7. The method of claim 1, wherein the hidden service contents corresponding to all page embedded onion addresses in the website corresponding to each home page are collected in step (6) as follows:

(6a) compiling codes, and collecting hidden service contents corresponding to the onion addresses embedded in all pages in the website corresponding to the hidden service home page;

(6b) respectively acquiring a Ubuntu operating system image and a Tor image, configuring the Tor image and setting a network agent;

(6c) integrating and packaging the code written in the step (6a) and the Ubuntu operating system mirror image and the Tor mirror image to form a project mirror image;

(6d) creating a Docker configuration file, and specifying operations to be completed in the process of starting the project image to generate the container: running (6a) the written code;

(6e) starting the project mirror image, reading the established Docker configuration file, and finishing the set operation;

(6f) and (3) running the code compiled in the step (6a), and collecting hidden service contents corresponding to all page embedded onion addresses in the website corresponding to each home page obtained in the step (2) to obtain a hidden service content set.

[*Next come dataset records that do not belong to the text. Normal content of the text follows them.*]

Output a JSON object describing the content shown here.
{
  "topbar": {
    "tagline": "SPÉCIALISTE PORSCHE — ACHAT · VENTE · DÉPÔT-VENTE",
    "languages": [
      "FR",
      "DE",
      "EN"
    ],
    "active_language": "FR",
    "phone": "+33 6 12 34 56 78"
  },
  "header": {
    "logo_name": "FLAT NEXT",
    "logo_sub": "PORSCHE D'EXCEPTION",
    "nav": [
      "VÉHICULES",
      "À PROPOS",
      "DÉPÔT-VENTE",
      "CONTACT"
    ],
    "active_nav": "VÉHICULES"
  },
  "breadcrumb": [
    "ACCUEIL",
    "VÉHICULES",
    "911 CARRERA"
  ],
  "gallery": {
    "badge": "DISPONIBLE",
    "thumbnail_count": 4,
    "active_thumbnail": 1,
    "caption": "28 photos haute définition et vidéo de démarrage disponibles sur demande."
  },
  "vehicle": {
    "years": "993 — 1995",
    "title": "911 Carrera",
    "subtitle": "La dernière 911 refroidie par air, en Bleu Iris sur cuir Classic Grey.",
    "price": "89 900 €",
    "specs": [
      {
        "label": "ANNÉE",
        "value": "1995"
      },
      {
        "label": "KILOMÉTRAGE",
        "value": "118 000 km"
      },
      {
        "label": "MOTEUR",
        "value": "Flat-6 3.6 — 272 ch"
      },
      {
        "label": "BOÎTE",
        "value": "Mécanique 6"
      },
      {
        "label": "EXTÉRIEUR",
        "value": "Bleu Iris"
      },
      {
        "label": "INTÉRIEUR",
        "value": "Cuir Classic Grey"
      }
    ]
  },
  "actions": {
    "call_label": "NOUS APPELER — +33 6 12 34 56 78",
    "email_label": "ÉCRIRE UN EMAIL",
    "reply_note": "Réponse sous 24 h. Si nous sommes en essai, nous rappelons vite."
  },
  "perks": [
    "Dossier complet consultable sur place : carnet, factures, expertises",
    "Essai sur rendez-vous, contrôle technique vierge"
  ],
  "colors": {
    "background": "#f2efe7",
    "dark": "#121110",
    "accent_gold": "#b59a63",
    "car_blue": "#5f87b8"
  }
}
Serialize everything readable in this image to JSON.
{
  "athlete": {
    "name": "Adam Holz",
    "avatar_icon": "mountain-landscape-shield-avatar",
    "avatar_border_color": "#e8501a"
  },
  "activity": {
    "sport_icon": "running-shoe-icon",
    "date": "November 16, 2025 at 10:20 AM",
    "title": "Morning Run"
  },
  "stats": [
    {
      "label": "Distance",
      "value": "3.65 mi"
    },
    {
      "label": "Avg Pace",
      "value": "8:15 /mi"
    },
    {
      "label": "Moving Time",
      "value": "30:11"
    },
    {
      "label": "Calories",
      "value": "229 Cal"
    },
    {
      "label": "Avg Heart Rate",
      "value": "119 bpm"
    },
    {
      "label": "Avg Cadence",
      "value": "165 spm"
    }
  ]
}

8. The method of claim 1, wherein (8) parsing extracts all the embedded onion addresses in the hidden service content as follows:

(8a) reading hidden service content;

(8b) according to the format characteristics of the onion address: i.e. the prefix is http or https, the suffix is onion, between the prefix and the suffix, is a string of 16 letters or numbers, using a regular expression: and (3) performing regular matching on the read hidden service content to obtain all embedded onion addresses in the hidden service content.